In an era of easy money, Archegos was able to borrow so much that its failure created shockwaves large enough to ripple across global financial markets.
Here’s how it happened:
New York-based Archegos was set up by Bill Hwang, 57. Before he lost it all – all US$20bil in two days – Hwang was the greatest trader you’d never heard of.
He was formerly a stock *** yst with storied hedge fund Tiger Management, founded by legendary fund manager and US billionaire Julian Robertson.
Robertson closed his fund in 2000, but handed Hwang, one of his proteges or “Tiger cubs”, about US$25mil to launch his own fund, Tiger Asia Management, in 2001. Hwang grew his firm’s assets to over US$5bil at its peak.
But Hwang shut the fund in 2012 after pleading guilty to US insider trading, paying US$60mil to settle charges of manipulating Chinese stocks. He was also banned from trading securities in Hong Kong for four years in 2014.
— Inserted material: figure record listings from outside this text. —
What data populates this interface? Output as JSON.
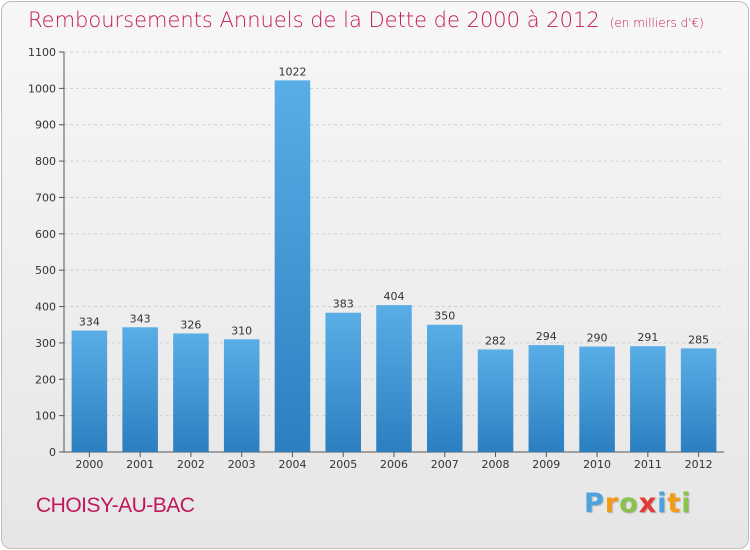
{
  "title": "Remboursements Annuels de la Dette de 2000 à 2012",
  "unit": "(en milliers d'€)",
  "commune": "CHOISY-AU-BAC",
  "brand": {
    "letters": [
      "P",
      "r",
      "o",
      "x",
      "i",
      "t",
      "i"
    ],
    "colors": [
      "#4aa3df",
      "#f39c12",
      "#8bc34a",
      "#e53935",
      "#4aa3df",
      "#f39c12",
      "#8bc34a"
    ]
  },
  "colors": {
    "bar_light": "#5aaee6",
    "bar_dark": "#2b7fc0",
    "title": "#c2185b",
    "grid": "#cfcfcf"
  },
  "chart_data": {
    "type": "bar",
    "categories": [
      "2000",
      "2001",
      "2002",
      "2003",
      "2004",
      "2005",
      "2006",
      "2007",
      "2008",
      "2009",
      "2010",
      "2011",
      "2012"
    ],
    "values": [
      334,
      343,
      326,
      310,
      1022,
      383,
      404,
      350,
      282,
      294,
      290,
      291,
      285
    ],
    "ylim": [
      0,
      1100
    ],
    "yticks": [
      0,
      100,
      200,
      300,
      400,
      500,
      600,
      700,
      800,
      900,
      1000,
      1100
    ],
    "grid": true
  }
}
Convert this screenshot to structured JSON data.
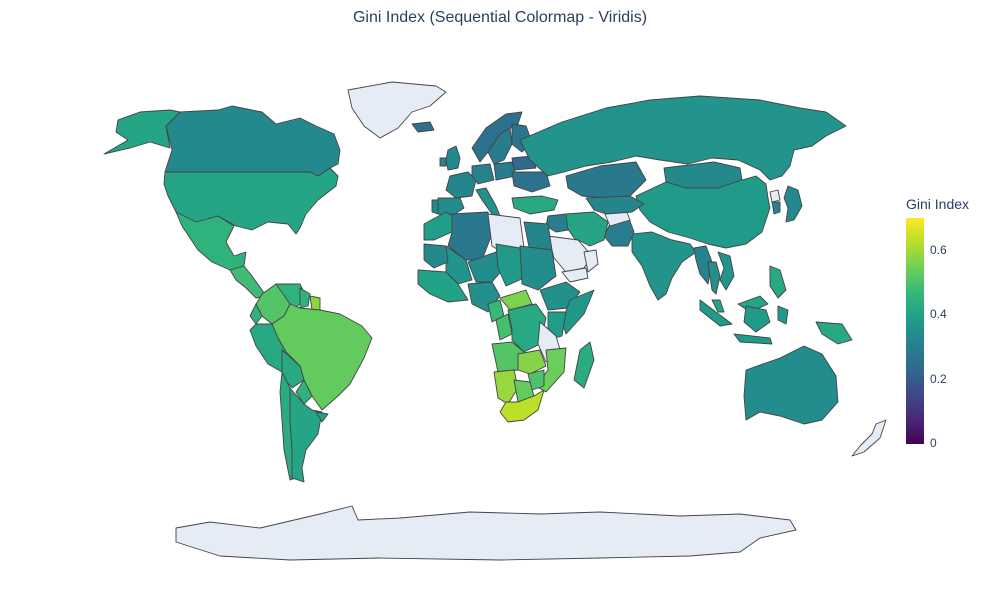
{
  "title": "Gini Index (Sequential Colormap - Viridis)",
  "colorbar": {
    "title": "Gini Index",
    "ticks": [
      "0",
      "0.2",
      "0.4",
      "0.6"
    ],
    "range": [
      0,
      0.7
    ],
    "colorscale": "Viridis"
  },
  "colors": {
    "no_data": "#e5ecf6",
    "border": "#444444",
    "title_text": "#2a3f5f"
  },
  "chart_data": {
    "type": "choropleth",
    "projection": "natural earth",
    "title": "Gini Index (Sequential Colormap - Viridis)",
    "color_variable": "Gini Index",
    "colorscale": "Viridis",
    "zlim": [
      0,
      0.7
    ],
    "countries": [
      {
        "name": "United States",
        "value": 0.41
      },
      {
        "name": "Canada",
        "value": 0.33
      },
      {
        "name": "Alaska (United States)",
        "value": 0.41
      },
      {
        "name": "Mexico",
        "value": 0.45
      },
      {
        "name": "Central America",
        "value": 0.48
      },
      {
        "name": "Colombia",
        "value": 0.51
      },
      {
        "name": "Venezuela",
        "value": 0.45
      },
      {
        "name": "Guyana",
        "value": 0.45
      },
      {
        "name": "Suriname",
        "value": 0.58
      },
      {
        "name": "Brazil",
        "value": 0.53
      },
      {
        "name": "Peru",
        "value": 0.42
      },
      {
        "name": "Ecuador",
        "value": 0.45
      },
      {
        "name": "Bolivia",
        "value": 0.42
      },
      {
        "name": "Paraguay",
        "value": 0.45
      },
      {
        "name": "Chile",
        "value": 0.43
      },
      {
        "name": "Argentina",
        "value": 0.41
      },
      {
        "name": "Uruguay",
        "value": 0.39
      },
      {
        "name": "Greenland",
        "value": null
      },
      {
        "name": "Iceland",
        "value": 0.26
      },
      {
        "name": "United Kingdom",
        "value": 0.33
      },
      {
        "name": "Ireland",
        "value": 0.31
      },
      {
        "name": "Norway",
        "value": 0.26
      },
      {
        "name": "Sweden",
        "value": 0.29
      },
      {
        "name": "Finland",
        "value": 0.27
      },
      {
        "name": "France",
        "value": 0.32
      },
      {
        "name": "Spain",
        "value": 0.34
      },
      {
        "name": "Portugal",
        "value": 0.33
      },
      {
        "name": "Germany",
        "value": 0.31
      },
      {
        "name": "Poland",
        "value": 0.29
      },
      {
        "name": "Italy",
        "value": 0.35
      },
      {
        "name": "Ukraine",
        "value": 0.26
      },
      {
        "name": "Belarus",
        "value": 0.24
      },
      {
        "name": "Turkey",
        "value": 0.42
      },
      {
        "name": "Russia",
        "value": 0.36
      },
      {
        "name": "Kazakhstan",
        "value": 0.28
      },
      {
        "name": "Mongolia",
        "value": 0.33
      },
      {
        "name": "China",
        "value": 0.38
      },
      {
        "name": "North Korea",
        "value": null
      },
      {
        "name": "South Korea",
        "value": 0.31
      },
      {
        "name": "Japan",
        "value": 0.33
      },
      {
        "name": "India",
        "value": 0.36
      },
      {
        "name": "Pakistan",
        "value": 0.3
      },
      {
        "name": "Afghanistan",
        "value": null
      },
      {
        "name": "Iran",
        "value": 0.41
      },
      {
        "name": "Iraq",
        "value": 0.3
      },
      {
        "name": "Saudi Arabia",
        "value": null
      },
      {
        "name": "Yemen",
        "value": null
      },
      {
        "name": "Oman",
        "value": null
      },
      {
        "name": "Central Asia",
        "value": 0.32
      },
      {
        "name": "Myanmar",
        "value": 0.31
      },
      {
        "name": "Thailand",
        "value": 0.35
      },
      {
        "name": "Vietnam",
        "value": 0.36
      },
      {
        "name": "Malaysia",
        "value": 0.41
      },
      {
        "name": "Indonesia",
        "value": 0.38
      },
      {
        "name": "Philippines",
        "value": 0.42
      },
      {
        "name": "Papua New Guinea",
        "value": 0.42
      },
      {
        "name": "Australia",
        "value": 0.34
      },
      {
        "name": "New Zealand",
        "value": null
      },
      {
        "name": "Morocco",
        "value": 0.39
      },
      {
        "name": "Algeria",
        "value": 0.28
      },
      {
        "name": "Libya",
        "value": null
      },
      {
        "name": "Egypt",
        "value": 0.32
      },
      {
        "name": "Mali",
        "value": 0.36
      },
      {
        "name": "Niger",
        "value": 0.34
      },
      {
        "name": "Chad",
        "value": 0.38
      },
      {
        "name": "Sudan",
        "value": 0.34
      },
      {
        "name": "Mauritania",
        "value": 0.33
      },
      {
        "name": "West Africa",
        "value": 0.4
      },
      {
        "name": "Nigeria",
        "value": 0.35
      },
      {
        "name": "Ethiopia",
        "value": 0.35
      },
      {
        "name": "Somalia",
        "value": 0.37
      },
      {
        "name": "Kenya",
        "value": 0.39
      },
      {
        "name": "Central African Republic",
        "value": 0.56
      },
      {
        "name": "Cameroon",
        "value": 0.47
      },
      {
        "name": "DR Congo",
        "value": 0.42
      },
      {
        "name": "Congo",
        "value": 0.49
      },
      {
        "name": "Tanzania",
        "value": null
      },
      {
        "name": "Angola",
        "value": 0.51
      },
      {
        "name": "Zambia",
        "value": 0.57
      },
      {
        "name": "Mozambique",
        "value": 0.54
      },
      {
        "name": "Zimbabwe",
        "value": 0.5
      },
      {
        "name": "Namibia",
        "value": 0.59
      },
      {
        "name": "Botswana",
        "value": 0.53
      },
      {
        "name": "South Africa",
        "value": 0.63
      },
      {
        "name": "Madagascar",
        "value": 0.43
      },
      {
        "name": "Antarctica",
        "value": null
      }
    ]
  }
}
So Hwang went private. He converted Tiger Asia into a single-family office, Archegos, in 2013 to manage his personal wealth. These firms that manage the money of wealthy families are generally outside regulatory scrutiny in the US and most of their information is not in the public domain.
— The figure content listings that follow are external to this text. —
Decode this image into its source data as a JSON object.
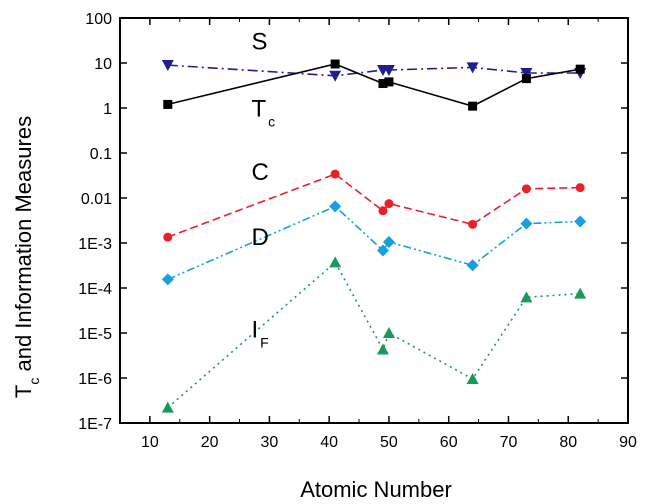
{
  "chart_data": {
    "type": "line",
    "title": "",
    "xlabel": "Atomic Number",
    "ylabel": {
      "main": "T",
      "sub": "c",
      "rest": " and Information Measures"
    },
    "xlim": [
      5,
      90
    ],
    "ylim": [
      1e-07,
      100
    ],
    "yscale": "log",
    "xticks": [
      10,
      20,
      30,
      40,
      50,
      60,
      70,
      80,
      90
    ],
    "yticks": [
      {
        "value": 1e-07,
        "label": "1E-7"
      },
      {
        "value": 1e-06,
        "label": "1E-6"
      },
      {
        "value": 1e-05,
        "label": "1E-5"
      },
      {
        "value": 0.0001,
        "label": "1E-4"
      },
      {
        "value": 0.001,
        "label": "1E-3"
      },
      {
        "value": 0.01,
        "label": "0.01"
      },
      {
        "value": 0.1,
        "label": "0.1"
      },
      {
        "value": 1,
        "label": "1"
      },
      {
        "value": 10,
        "label": "10"
      },
      {
        "value": 100,
        "label": "100"
      }
    ],
    "grid": false,
    "legend": "none",
    "series": [
      {
        "name": "S",
        "sub": "",
        "color": "#1f1f8f",
        "dash": "10,4,2,4",
        "marker": "triangle-down",
        "label_at": {
          "x": 27,
          "y": 20
        },
        "points": [
          [
            13,
            9
          ],
          [
            41,
            5.2
          ],
          [
            49,
            7
          ],
          [
            50,
            7
          ],
          [
            64,
            8
          ],
          [
            73,
            6
          ],
          [
            82,
            6
          ]
        ]
      },
      {
        "name": "T",
        "sub": "c",
        "color": "#000000",
        "dash": "",
        "marker": "square",
        "label_at": {
          "x": 27,
          "y": 0.65
        },
        "points": [
          [
            13,
            1.2
          ],
          [
            41,
            9.5
          ],
          [
            49,
            3.5
          ],
          [
            50,
            3.8
          ],
          [
            64,
            1.1
          ],
          [
            73,
            4.5
          ],
          [
            82,
            7.3
          ]
        ]
      },
      {
        "name": "C",
        "sub": "",
        "color": "#e8202a",
        "dash": "8,4",
        "marker": "circle",
        "label_at": {
          "x": 27,
          "y": 0.025
        },
        "points": [
          [
            13,
            0.00135
          ],
          [
            41,
            0.034
          ],
          [
            49,
            0.0052
          ],
          [
            50,
            0.0075
          ],
          [
            64,
            0.0026
          ],
          [
            73,
            0.016
          ],
          [
            82,
            0.017
          ]
        ]
      },
      {
        "name": "D",
        "sub": "",
        "color": "#17a0e0",
        "dash": "8,3,2,3,2,3",
        "marker": "diamond",
        "label_at": {
          "x": 27,
          "y": 0.0009
        },
        "points": [
          [
            13,
            0.000155
          ],
          [
            41,
            0.0065
          ],
          [
            49,
            0.00068
          ],
          [
            50,
            0.00105
          ],
          [
            64,
            0.00032
          ],
          [
            73,
            0.0027
          ],
          [
            82,
            0.003
          ]
        ]
      },
      {
        "name": "I",
        "sub": "F",
        "color": "#1a9a5a",
        "dash": "2,4",
        "marker": "triangle-up",
        "label_at": {
          "x": 27,
          "y": 8e-06
        },
        "points": [
          [
            13,
            2.2e-07
          ],
          [
            41,
            0.00037
          ],
          [
            49,
            4.3e-06
          ],
          [
            50,
            1e-05
          ],
          [
            64,
            9.5e-07
          ],
          [
            73,
            6.2e-05
          ],
          [
            82,
            7.5e-05
          ]
        ]
      }
    ]
  }
}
A Bloomberg report noted Hwang as anything but the larger-than-life figure one might expect at the centre of a financial fiasco. There’s no penthouse overlooking Manhattan’s Central Park, no hillside chalet at the Yellowstone Club, no private jets.
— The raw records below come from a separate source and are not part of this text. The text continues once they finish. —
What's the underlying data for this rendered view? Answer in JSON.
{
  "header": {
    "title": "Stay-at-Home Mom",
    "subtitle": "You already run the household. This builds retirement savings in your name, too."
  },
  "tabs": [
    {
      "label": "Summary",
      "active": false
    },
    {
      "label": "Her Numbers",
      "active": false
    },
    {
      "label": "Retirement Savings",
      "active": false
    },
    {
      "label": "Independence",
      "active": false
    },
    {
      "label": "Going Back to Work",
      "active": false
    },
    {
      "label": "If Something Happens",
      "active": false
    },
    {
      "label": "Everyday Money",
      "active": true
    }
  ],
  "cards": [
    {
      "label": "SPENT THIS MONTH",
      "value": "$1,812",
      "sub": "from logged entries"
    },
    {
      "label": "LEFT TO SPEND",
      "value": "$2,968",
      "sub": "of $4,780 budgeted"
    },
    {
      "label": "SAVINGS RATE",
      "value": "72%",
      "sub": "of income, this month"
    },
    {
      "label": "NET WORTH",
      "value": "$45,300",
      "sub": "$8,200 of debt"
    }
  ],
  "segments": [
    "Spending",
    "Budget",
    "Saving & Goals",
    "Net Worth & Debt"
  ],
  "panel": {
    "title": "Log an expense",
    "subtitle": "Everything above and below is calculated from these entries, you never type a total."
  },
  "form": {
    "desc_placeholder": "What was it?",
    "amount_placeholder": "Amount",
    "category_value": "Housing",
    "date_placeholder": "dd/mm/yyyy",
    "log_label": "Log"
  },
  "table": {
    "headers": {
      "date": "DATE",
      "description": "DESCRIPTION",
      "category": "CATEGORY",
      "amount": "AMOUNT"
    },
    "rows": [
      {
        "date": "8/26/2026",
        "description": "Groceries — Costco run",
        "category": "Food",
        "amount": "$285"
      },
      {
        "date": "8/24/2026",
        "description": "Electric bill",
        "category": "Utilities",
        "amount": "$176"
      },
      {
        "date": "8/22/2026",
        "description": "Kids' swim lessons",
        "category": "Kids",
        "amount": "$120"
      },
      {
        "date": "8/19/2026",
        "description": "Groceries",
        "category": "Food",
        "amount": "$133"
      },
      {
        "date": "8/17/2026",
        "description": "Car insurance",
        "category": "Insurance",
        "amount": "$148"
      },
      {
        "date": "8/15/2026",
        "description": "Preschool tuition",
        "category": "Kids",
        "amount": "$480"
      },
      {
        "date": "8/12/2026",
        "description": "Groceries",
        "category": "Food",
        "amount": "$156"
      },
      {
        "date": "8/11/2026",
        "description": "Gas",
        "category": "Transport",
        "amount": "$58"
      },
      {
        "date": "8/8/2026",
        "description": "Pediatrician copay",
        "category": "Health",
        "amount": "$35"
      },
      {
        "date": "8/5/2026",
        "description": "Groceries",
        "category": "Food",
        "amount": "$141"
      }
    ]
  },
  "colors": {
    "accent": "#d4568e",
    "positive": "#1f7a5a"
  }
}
“I grew up in a pastor’s family. We were poor,” he said in a video recorded at New Jersey’s Metro Community Church in 2019. “I confess to you, I could not live very poorly. But I live a few notches below where I could live.”
Hwang owns a suburban New Jersey home and drives a Hyundai SUV. His is the paradoxical story of a man devoted to his church and driven to give generously, with a consuming taste for casino-like risk in his professional life.
For now, Hwang isn’t saying why he played such a dangerous game, and neither are his bankers. But pieces of the puzzle are falling into place.
Modest on the outside, Hwang had all the swagger he needed inside the Wall Street prime-brokerage departments that finance big investors.
Archegos had assets of around US$10bil but its real exposure to stocks was much more, with some reports putting it at US$50bil.